The food fight isn’t explicitly about employment, taxation, or foreign policy, but all three do come into play—as does the bigger question of national identity. The kebab, France’s third-most-popular takeaway food, has thus become a focal point for the debate about multiculturalism and how cities imagine themselves. [...]
“There’s a clear connection between economic stress and the birth of this debate over kebab shops,” says Raffard. “Usually, no one explicitly says, ‘we are banning kebab shops because we don’t want foreigners,’ but that this feeling lies underneath is nonetheless quite clear. The same cities that try to clear out kebabs never make the same policies about sushi or pizza or Chinese restaurants, for example, even though these are not specifically local. The target of the discourse are people coming from traditionally Muslim countries.” [...]

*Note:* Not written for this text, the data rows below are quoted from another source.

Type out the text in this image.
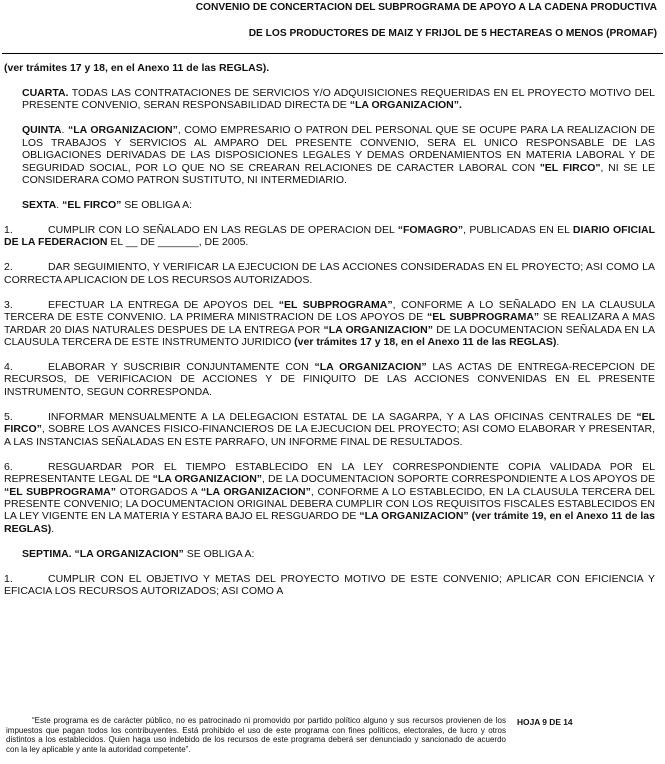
CONVENIO DE CONCERTACION DEL SUBPROGRAMA DE APOYO A LA CADENA PRODUCTIVA
DE LOS PRODUCTORES DE MAIZ Y FRIJOL DE 5 HECTAREAS O MENOS (PROMAF)

(ver trámites 17 y 18, en el Anexo 11 de las REGLAS).

CUARTA. TODAS LAS CONTRATACIONES DE SERVICIOS Y/O ADQUISICIONES REQUERIDAS EN EL PROYECTO MOTIVO DEL PRESENTE CONVENIO, SERAN RESPONSABILIDAD DIRECTA DE “LA ORGANIZACION”.

QUINTA. “LA ORGANIZACION”, COMO EMPRESARIO O PATRON DEL PERSONAL QUE SE OCUPE PARA LA REALIZACION DE LOS TRABAJOS Y SERVICIOS AL AMPARO DEL PRESENTE CONVENIO, SERA EL UNICO RESPONSABLE DE LAS OBLIGACIONES DERIVADAS DE LAS DISPOSICIONES LEGALES Y DEMAS ORDENAMIENTOS EN MATERIA LABORAL Y DE SEGURIDAD SOCIAL, POR LO QUE NO SE CREARAN RELACIONES DE CARACTER LABORAL CON "EL FIRCO", NI SE LE CONSIDERARA COMO PATRON SUSTITUTO, NI INTERMEDIARIO.

SEXTA. “EL FIRCO” SE OBLIGA A:

1.	CUMPLIR CON LO SEÑALADO EN LAS REGLAS DE OPERACION DEL “FOMAGRO”, PUBLICADAS EN EL DIARIO OFICIAL DE LA FEDERACION EL __ DE _______, DE 2005.

2.	DAR SEGUIMIENTO, Y VERIFICAR LA EJECUCION DE LAS ACCIONES CONSIDERADAS EN EL PROYECTO; ASI COMO LA CORRECTA APLICACION DE LOS RECURSOS AUTORIZADOS.

3.	EFECTUAR LA ENTREGA DE APOYOS DEL “EL SUBPROGRAMA”, CONFORME A LO SEÑALADO EN LA CLAUSULA TERCERA DE ESTE CONVENIO. LA PRIMERA MINISTRACION DE LOS APOYOS DE “EL SUBPROGRAMA” SE REALIZARA A MAS TARDAR 20 DIAS NATURALES DESPUES DE LA ENTREGA POR “LA ORGANIZACION” DE LA DOCUMENTACION SEÑALADA EN LA CLAUSULA TERCERA DE ESTE INSTRUMENTO JURIDICO (ver trámites 17 y 18, en el Anexo 11 de las REGLAS).

4.	ELABORAR Y SUSCRIBIR CONJUNTAMENTE CON “LA ORGANIZACION” LAS ACTAS DE ENTREGA-RECEPCION DE RECURSOS, DE VERIFICACION DE ACCIONES Y DE FINIQUITO DE LAS ACCIONES CONVENIDAS EN EL PRESENTE INSTRUMENTO, SEGUN CORRESPONDA.

5.	INFORMAR MENSUALMENTE A LA DELEGACION ESTATAL DE LA SAGARPA, Y A LAS OFICINAS CENTRALES DE “EL FIRCO”, SOBRE LOS AVANCES FISICO-FINANCIEROS DE LA EJECUCION DEL PROYECTO; ASI COMO ELABORAR Y PRESENTAR, A LAS INSTANCIAS SEÑALADAS EN ESTE PARRAFO, UN INFORME FINAL DE RESULTADOS.

6.	RESGUARDAR POR EL TIEMPO ESTABLECIDO EN LA LEY CORRESPONDIENTE COPIA VALIDADA POR EL REPRESENTANTE LEGAL DE “LA ORGANIZACION”, DE LA DOCUMENTACION SOPORTE CORRESPONDIENTE A LOS APOYOS DE “EL SUBPROGRAMA” OTORGADOS A “LA ORGANIZACION”, CONFORME A LO ESTABLECIDO, EN LA CLAUSULA TERCERA DEL PRESENTE CONVENIO; LA DOCUMENTACION ORIGINAL DEBERA CUMPLIR CON LOS REQUISITOS FISCALES ESTABLECIDOS EN LA LEY VIGENTE EN LA MATERIA Y ESTARA BAJO EL RESGUARDO DE “LA ORGANIZACION” (ver trámite 19, en el Anexo 11 de las REGLAS).

SEPTIMA. “LA ORGANIZACION” SE OBLIGA A:

1.	CUMPLIR CON EL OBJETIVO Y METAS DEL PROYECTO MOTIVO DE ESTE CONVENIO; APLICAR CON EFICIENCIA Y EFICACIA LOS RECURSOS AUTORIZADOS; ASI COMO A

“Este programa es de carácter público, no es patrocinado ni promovido por partido político alguno y sus recursos provienen de los impuestos que pagan todos los contribuyentes. Está prohibido el uso de este programa con fines políticos, electorales, de lucro y otros distintos a los establecidos. Quien haga uso indebido de los recursos de este programa deberá ser denunciado y sancionado de acuerdo con la ley aplicable y ante la autoridad competente”.
HOJA 9 DE 14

A key criticism from opponents is that kebabs are poor quality, trashy food that somehow undercuts and damages local food traditions. This is hogwash. For a start, France’s and Europe’s kebabs vary hugely, from the cheapest most basic wraps that come in at around €4 to gourmet fare sold for twice that. Since most regions and countries have their own local variations, the product is also far from uniform. Certainly the meat isn’t always great at the cheap end, but then neither usually is the ham that goes into a classically French croque Monsieur (a toasted sandwich with ham and cheese, or sometimes a cheesy bechamel sauce). The kebab isn’t a monument to low quality—it’s a happy example of the market providing decent food cheaply.